After a fierce battle over agricultural incentives in a landmark climate bill, Congress plans to ask the National Academy of Sciences to study how biofuel production in the Midwest can shift food production abroad, stimulating a wave of deforestation.
Tomorrow's expected vote in the House of Representatives on the climate bill would move the nation a step closer to a cap-and-trade system that would limit greenhouse gas emissions. But the bill's sponsors have made significant concessions to Agriculture Committee Chairman Colin Peterson (D–Minn.), who threatened to torpedo the legislation as it was written. President Obama is pressing for its passage, which would still have to work its way through the Senate in July to become law.
Environmentalists have walked a fine line between encouraging growth of the renewable energy sector and regulating it enough to ensure that it does not lead to increased greenhouse emissions as forests are cleared abroad for food production. Scientists believe that market forces and government incentives will cause domestic farmers to shift from food production to biofuels creating a demand for foreign agriculture to fill in the food gap. The technical term for this phenomenon is "indirect land-use change".
Taking into account indirect land-use change, the U.S. Environmental Protection Agency (EPA) estimates that corn-based ethanol will reduce greenhouse gas emissions by just 16 percent. That means it won't meet the threshold of 20 percent required to be classified as a renewable fuel and cannot receive the economic incentives the federal government promised to provide under a 2007 energy law. Biodiesel producers would also lose because they say that vegetable oils would not qualify under the restrictions, leaving only recycled restaurant grease and animal fats.
In sticking up for farm states, Peterson has now proposed an amendment to the legislation that would prevent such requirements from becoming part of renewable fuel or electricity standards for at least six years. At the end of a five-year period, the National Academy of Sciences will study the issue, and the EPA and the U.S. Department of Agriculture will decide whether indirect land-use changes can be accurately measured. In a statement yesterday, the American Coalition for Ethanol heralded the delay in ruling on biofuels, noting that the "agreement ensures that science, not politics, will determine whether the EPA can go forward with this highly controversial theory."
For many scientists, however, the question is not whether there are indirect impacts but rather how big they are.
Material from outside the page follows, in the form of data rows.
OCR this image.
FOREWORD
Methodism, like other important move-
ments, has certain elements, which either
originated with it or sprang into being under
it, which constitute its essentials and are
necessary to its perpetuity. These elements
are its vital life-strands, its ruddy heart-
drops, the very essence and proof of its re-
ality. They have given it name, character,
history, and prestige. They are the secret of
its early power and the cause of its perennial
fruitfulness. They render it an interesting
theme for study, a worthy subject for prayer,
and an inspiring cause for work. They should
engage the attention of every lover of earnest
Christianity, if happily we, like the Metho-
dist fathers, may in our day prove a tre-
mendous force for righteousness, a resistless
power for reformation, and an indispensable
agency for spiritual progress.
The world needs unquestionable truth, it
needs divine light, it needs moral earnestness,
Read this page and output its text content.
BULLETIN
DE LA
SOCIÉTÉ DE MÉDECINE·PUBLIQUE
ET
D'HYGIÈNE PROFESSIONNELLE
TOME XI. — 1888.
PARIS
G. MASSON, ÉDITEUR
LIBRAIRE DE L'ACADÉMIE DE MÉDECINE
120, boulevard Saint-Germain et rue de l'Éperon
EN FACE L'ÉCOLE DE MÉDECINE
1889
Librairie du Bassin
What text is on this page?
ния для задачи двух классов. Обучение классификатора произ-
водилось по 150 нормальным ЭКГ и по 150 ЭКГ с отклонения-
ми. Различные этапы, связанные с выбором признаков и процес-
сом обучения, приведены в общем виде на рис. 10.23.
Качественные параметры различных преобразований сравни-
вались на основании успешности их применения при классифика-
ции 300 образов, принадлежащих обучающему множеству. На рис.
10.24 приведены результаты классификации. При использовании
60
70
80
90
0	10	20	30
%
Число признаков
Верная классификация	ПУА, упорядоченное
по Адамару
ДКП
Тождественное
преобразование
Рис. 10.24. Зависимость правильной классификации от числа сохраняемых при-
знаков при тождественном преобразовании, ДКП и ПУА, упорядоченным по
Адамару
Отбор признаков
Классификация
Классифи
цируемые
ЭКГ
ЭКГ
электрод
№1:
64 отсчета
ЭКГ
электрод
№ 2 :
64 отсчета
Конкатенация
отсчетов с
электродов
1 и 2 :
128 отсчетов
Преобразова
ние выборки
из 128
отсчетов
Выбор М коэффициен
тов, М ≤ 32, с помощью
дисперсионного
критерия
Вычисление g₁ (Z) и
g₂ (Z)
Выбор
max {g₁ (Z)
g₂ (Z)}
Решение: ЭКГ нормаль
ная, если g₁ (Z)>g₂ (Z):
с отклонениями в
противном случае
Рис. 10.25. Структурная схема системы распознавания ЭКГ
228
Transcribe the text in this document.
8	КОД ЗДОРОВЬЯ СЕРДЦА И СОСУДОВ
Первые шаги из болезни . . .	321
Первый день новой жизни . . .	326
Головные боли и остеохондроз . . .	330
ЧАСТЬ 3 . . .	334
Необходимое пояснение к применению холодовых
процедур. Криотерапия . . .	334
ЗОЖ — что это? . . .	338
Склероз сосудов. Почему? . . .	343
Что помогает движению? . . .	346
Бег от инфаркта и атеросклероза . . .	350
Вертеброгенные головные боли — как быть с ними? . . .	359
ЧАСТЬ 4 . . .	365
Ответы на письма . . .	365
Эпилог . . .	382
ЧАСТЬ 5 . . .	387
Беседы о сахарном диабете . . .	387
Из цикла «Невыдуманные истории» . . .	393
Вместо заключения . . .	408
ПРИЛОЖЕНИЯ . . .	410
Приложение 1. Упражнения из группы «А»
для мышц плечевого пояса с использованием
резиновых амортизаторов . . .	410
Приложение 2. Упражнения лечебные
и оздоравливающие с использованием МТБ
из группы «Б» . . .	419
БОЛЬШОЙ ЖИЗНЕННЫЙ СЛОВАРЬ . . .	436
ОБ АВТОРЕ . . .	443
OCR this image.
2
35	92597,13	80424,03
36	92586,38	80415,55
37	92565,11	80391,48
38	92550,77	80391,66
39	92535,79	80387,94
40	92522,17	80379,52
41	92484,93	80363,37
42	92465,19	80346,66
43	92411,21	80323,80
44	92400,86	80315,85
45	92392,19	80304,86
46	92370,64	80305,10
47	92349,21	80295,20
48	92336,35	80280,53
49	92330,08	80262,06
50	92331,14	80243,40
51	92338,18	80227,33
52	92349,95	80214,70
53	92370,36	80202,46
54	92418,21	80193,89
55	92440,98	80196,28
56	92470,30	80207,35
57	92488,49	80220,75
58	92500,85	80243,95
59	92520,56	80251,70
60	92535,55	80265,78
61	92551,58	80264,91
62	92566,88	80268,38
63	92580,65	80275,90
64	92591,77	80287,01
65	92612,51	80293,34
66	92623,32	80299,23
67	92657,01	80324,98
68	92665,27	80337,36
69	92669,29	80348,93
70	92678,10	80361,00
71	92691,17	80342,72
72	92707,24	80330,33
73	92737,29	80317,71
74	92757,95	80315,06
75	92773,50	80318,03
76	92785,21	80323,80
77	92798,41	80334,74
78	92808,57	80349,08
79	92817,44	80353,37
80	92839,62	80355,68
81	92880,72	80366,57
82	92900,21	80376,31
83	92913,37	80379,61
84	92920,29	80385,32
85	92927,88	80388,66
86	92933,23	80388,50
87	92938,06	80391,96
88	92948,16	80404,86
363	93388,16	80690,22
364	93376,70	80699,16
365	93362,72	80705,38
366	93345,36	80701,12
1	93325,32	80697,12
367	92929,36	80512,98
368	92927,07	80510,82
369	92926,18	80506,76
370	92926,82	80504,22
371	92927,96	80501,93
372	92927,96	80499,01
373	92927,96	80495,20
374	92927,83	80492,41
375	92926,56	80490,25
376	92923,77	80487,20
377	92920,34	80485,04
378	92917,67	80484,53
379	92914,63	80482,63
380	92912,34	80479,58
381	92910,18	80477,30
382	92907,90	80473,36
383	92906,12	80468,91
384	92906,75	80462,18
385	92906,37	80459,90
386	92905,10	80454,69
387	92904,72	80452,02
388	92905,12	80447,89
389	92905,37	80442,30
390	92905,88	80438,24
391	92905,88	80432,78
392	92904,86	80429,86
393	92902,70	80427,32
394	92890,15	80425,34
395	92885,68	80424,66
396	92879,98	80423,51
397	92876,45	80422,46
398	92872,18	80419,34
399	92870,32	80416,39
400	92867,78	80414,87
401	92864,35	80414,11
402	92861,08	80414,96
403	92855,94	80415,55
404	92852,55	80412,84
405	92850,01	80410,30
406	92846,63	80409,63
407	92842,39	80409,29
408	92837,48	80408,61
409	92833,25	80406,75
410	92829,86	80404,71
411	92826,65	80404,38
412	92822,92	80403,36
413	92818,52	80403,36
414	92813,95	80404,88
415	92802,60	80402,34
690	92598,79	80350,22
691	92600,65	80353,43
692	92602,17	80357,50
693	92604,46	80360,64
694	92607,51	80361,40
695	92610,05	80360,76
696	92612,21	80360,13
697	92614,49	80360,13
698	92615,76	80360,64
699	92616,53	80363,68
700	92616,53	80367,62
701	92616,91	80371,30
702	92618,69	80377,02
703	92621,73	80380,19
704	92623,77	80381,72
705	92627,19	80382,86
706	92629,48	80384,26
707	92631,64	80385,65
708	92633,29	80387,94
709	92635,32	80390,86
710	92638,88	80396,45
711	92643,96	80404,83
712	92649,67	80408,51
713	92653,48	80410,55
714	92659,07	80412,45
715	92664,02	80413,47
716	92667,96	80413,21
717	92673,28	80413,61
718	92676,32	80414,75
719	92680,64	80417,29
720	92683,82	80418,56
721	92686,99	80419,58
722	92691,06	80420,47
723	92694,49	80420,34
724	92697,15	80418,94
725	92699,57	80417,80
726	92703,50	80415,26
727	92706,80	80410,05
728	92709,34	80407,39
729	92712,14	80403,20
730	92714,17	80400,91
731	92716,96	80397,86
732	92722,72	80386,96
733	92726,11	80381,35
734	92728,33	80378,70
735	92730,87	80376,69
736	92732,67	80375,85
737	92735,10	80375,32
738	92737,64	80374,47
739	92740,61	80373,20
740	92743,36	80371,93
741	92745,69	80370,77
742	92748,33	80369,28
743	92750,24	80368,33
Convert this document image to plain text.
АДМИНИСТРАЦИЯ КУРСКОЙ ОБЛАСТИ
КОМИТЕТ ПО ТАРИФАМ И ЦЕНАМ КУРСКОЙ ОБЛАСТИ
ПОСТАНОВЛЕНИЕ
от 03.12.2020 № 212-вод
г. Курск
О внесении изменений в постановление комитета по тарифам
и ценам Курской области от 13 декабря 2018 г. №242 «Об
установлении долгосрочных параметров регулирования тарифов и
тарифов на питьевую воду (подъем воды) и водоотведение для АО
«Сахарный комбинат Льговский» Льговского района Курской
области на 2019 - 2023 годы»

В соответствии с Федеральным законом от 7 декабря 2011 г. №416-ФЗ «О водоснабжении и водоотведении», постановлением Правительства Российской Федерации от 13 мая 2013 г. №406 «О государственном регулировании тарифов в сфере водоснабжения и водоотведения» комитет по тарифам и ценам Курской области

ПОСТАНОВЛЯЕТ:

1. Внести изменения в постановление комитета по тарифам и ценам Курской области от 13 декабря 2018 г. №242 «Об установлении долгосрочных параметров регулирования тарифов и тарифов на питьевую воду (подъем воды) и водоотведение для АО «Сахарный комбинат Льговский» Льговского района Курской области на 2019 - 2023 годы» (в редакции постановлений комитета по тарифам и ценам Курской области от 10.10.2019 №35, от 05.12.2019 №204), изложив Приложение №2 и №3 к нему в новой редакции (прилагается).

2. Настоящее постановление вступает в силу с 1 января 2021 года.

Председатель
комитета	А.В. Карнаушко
Environmentalists think it would be a mistake for the EPA to lower the bar for biofuels so soon. "We want the EPA to use the best science and economics to establish regulation," says Nathanael Greene of the National Resources Defense Council in New York City. "We recognize that the regulation is going to be imperfect so let's update it."
At the same time, there's rising sentiment that growing new crops to quench the thirst for biofuels is not the best strategy for reducing greenhouse emissions.
David Tilman, an ecologist at the University of Minnesota, who recently chaired a panel on alternative fuels for the National Research Council in Washington, D.C., says that the new standards should encourage the use of the half billion tons of biomass, such as forest slash, that is already available per annum. "We could have a policy that uses biomass sources with a minimal impact on indirect land use," he says.